Anbulla Appa is a 1987 Indian Tamil-language drama film directed by A. C. Tirulokchandar for AVM Productions. The film stars Sivaji Ganesan, Nadhiya and Rahman. This was Tirulokchandar's last directorial venture before his retirement from films.

== Plot ==

The story explores the complex relationship between a father, portrayed by Shivaji Ganesan, and his daughter, played by Nadiya, which leads to complications after her marriage due to her prioritizing her relationship with her father over her husband.

== Soundtrack ==
The music was composed by Shankar–Ganesh, with lyrics by Vairamuthu.

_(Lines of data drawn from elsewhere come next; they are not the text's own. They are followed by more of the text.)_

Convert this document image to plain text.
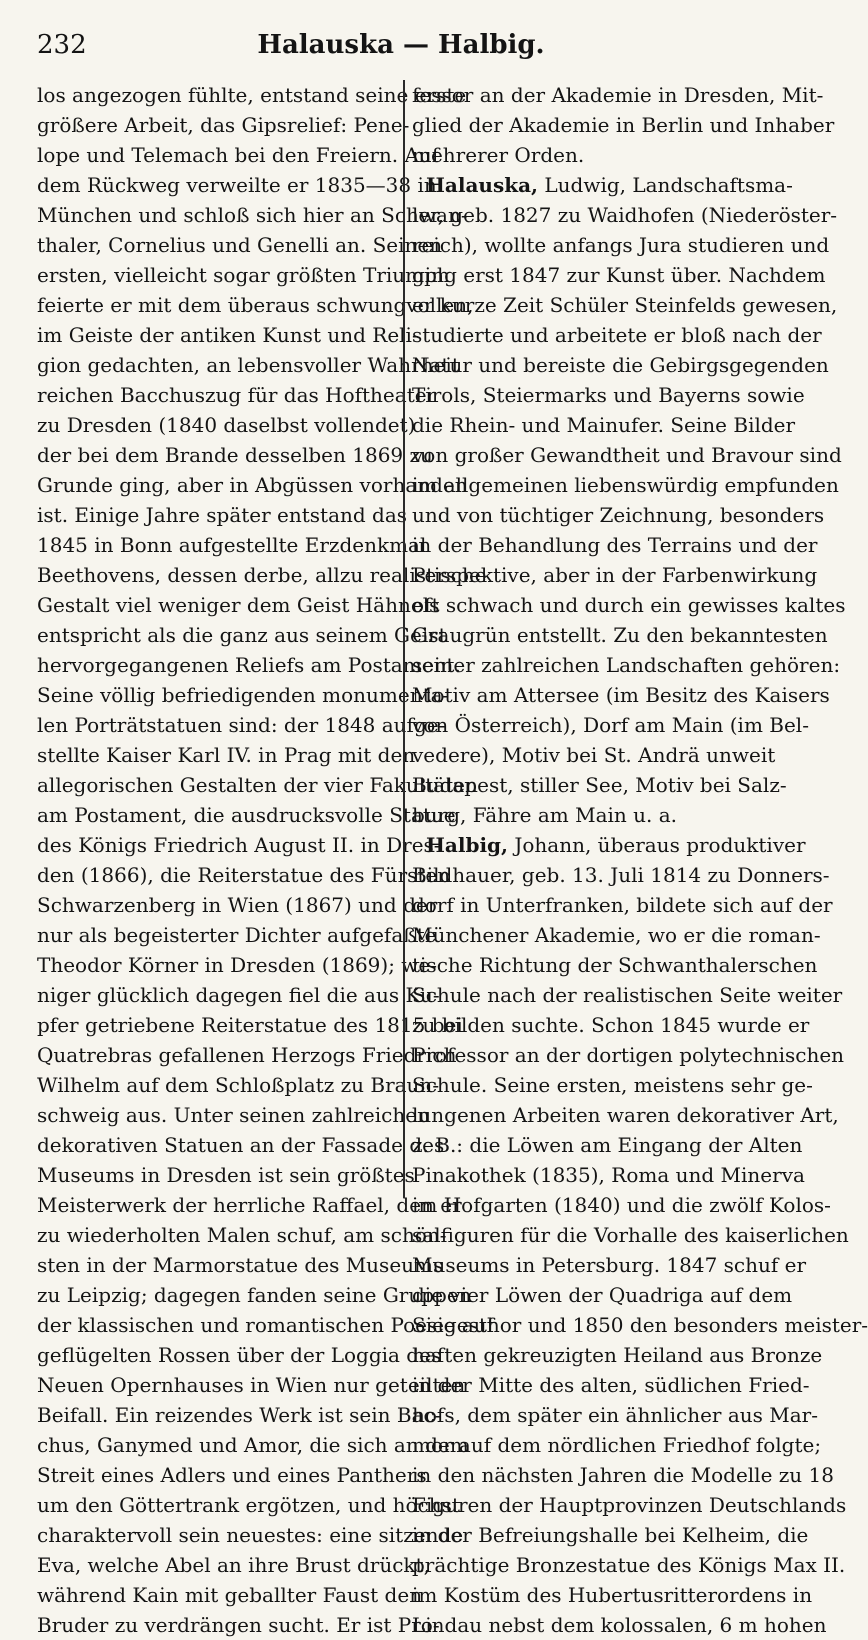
232	Halauska — Halbig.
los angezogen fühlte, entstand seine erste
größere Arbeit, das Gipsrelief: Pene-
lope und Telemach bei den Freiern. Auf
dem Rückweg verweilte er 1835—38 in
München und schloß sich hier an Schwan-
thaler, Cornelius und Genelli an. Seinen
ersten, vielleicht sogar größten Triumph
feierte er mit dem überaus schwungvollen,
im Geiste der antiken Kunst und Reli-
gion gedachten, an lebensvoller Wahrheit
reichen Bacchuszug für das Hoftheater
zu Dresden (1840 daselbst vollendet)
der bei dem Brande desselben 1869 zu
Grunde ging, aber in Abgüssen vorhanden
ist. Einige Jahre später entstand das
1845 in Bonn aufgestellte Erzdenkmal
Beethovens, dessen derbe, allzu realistische
Gestalt viel weniger dem Geist Hähnels
entspricht als die ganz aus seinem Geist
hervorgegangenen Reliefs am Postament.
Seine völlig befriedigenden monumenta-
len Porträtstatuen sind: der 1848 aufge-
stellte Kaiser Karl IV. in Prag mit den
allegorischen Gestalten der vier Fakultäten
am Postament, die ausdrucksvolle Statue
des Königs Friedrich August II. in Dres-
den (1866), die Reiterstatue des Fürsten
Schwarzenberg in Wien (1867) und der
nur als begeisterter Dichter aufgefaßte
Theodor Körner in Dresden (1869); we-
niger glücklich dagegen fiel die aus Ku-
pfer getriebene Reiterstatue des 1815 bei
Quatrebras gefallenen Herzogs Friedrich
Wilhelm auf dem Schloßplatz zu Braun-
schweig aus. Unter seinen zahlreichen
dekorativen Statuen an der Fassade des
Museums in Dresden ist sein größtes
Meisterwerk der herrliche Raffael, den er
zu wiederholten Malen schuf, am schön-
sten in der Marmorstatue des Museums
zu Leipzig; dagegen fanden seine Gruppen
der klassischen und romantischen Poesie auf
geflügelten Rossen über der Loggia des
Neuen Opernhauses in Wien nur geteilten
Beifall. Ein reizendes Werk ist sein Bac-
chus, Ganymed und Amor, die sich an dem
Streit eines Adlers und eines Panthers
um den Göttertrank ergötzen, und höchst
charaktervoll sein neuestes: eine sitzende
Eva, welche Abel an ihre Brust drückt,
während Kain mit geballter Faust den
Bruder zu verdrängen sucht. Er ist Pro-
fessor an der Akademie in Dresden, Mit-
glied der Akademie in Berlin und Inhaber
mehrerer Orden.
Halauska, Ludwig, Landschaftsma-
ler, geb. 1827 zu Waidhofen (Niederöster-
reich), wollte anfangs Jura studieren und
ging erst 1847 zur Kunst über. Nachdem
er kurze Zeit Schüler Steinfelds gewesen,
studierte und arbeitete er bloß nach der
Natur und bereiste die Gebirgsgegenden
Tirols, Steiermarks und Bayerns sowie
die Rhein- und Mainufer. Seine Bilder
von großer Gewandtheit und Bravour sind
im allgemeinen liebenswürdig empfunden
und von tüchtiger Zeichnung, besonders
in der Behandlung des Terrains und der
Perspektive, aber in der Farbenwirkung
oft schwach und durch ein gewisses kaltes
Graugrün entstellt. Zu den bekanntesten
seiner zahlreichen Landschaften gehören:
Motiv am Attersee (im Besitz des Kaisers
von Österreich), Dorf am Main (im Bel-
vedere), Motiv bei St. Andrä unweit
Budapest, stiller See, Motiv bei Salz-
burg, Fähre am Main u. a.
Halbig, Johann, überaus produktiver
Bildhauer, geb. 13. Juli 1814 zu Donners-
dorf in Unterfranken, bildete sich auf der
Münchener Akademie, wo er die roman-
tische Richtung der Schwanthalerschen
Schule nach der realistischen Seite weiter
zu bilden suchte. Schon 1845 wurde er
Professor an der dortigen polytechnischen
Schule. Seine ersten, meistens sehr ge-
lungenen Arbeiten waren dekorativer Art,
z. B.: die Löwen am Eingang der Alten
Pinakothek (1835), Roma und Minerva
im Hofgarten (1840) und die zwölf Kolos-
salfiguren für die Vorhalle des kaiserlichen
Museums in Petersburg. 1847 schuf er
die vier Löwen der Quadriga auf dem
Siegesthor und 1850 den besonders meister-
haften gekreuzigten Heiland aus Bronze
in der Mitte des alten, südlichen Fried-
hofs, dem später ein ähnlicher aus Mar-
mor auf dem nördlichen Friedhof folgte;
in den nächsten Jahren die Modelle zu 18
Figuren der Hauptprovinzen Deutschlands
in der Befreiungshalle bei Kelheim, die
prächtige Bronzestatue des Königs Max II.
im Kostüm des Hubertusritterordens in
Lindau nebst dem kolossalen, 6 m hohen
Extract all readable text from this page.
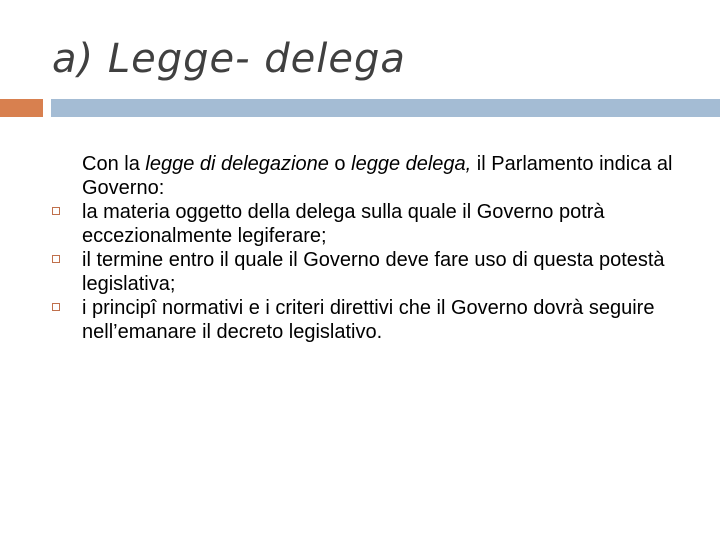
a) Legge- delega

Con la legge di delegazione o legge delega, il Parlamento indica al Governo:

la materia oggetto della delega sulla quale il Governo potrà eccezionalmente legiferare;
il termine entro il quale il Governo deve fare uso di questa potestà legislativa;
i principî normativi e i criteri direttivi che il Governo dovrà seguire nell’emanare il decreto legislativo.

The song "Maragathavallikku" is set in Brindavani Sarang raga.

| Song | Singers |
|---|---|
| "Anbu Thaye Anbu Thaye" | K. J. Yesudas |
| "Maragatha Vallikku Manakkolam" | K. J. Yesudas |
| "Aththaikku Piranthaval Medhaikku" | K. J. Yesudas, S. P. Sailaja |
| "Idhu Paal Vadiyum Mugam" | K. J. Yesudas, S. P. Sailaja |
| "Anbulla Appa Ennappa" | S. P. Balasubrahmanyam, S. P. Sailaja |

== Reception ==
The Indian Express said, "Anbulla Appa anchors itself on the Sivaji-Nadiya equation not giving itself room even for lateral movement for plot development." Jayamanmadhan of Kalki praised the performances of Sivaji Ganesan and Nadhiya and also praised Vinu Chakravarthy and Manorama's humour and Shankar–Ganesh's music. The film did not do well at the box office and eventually became the final collaboration between Ganesan and Tirulokchandar.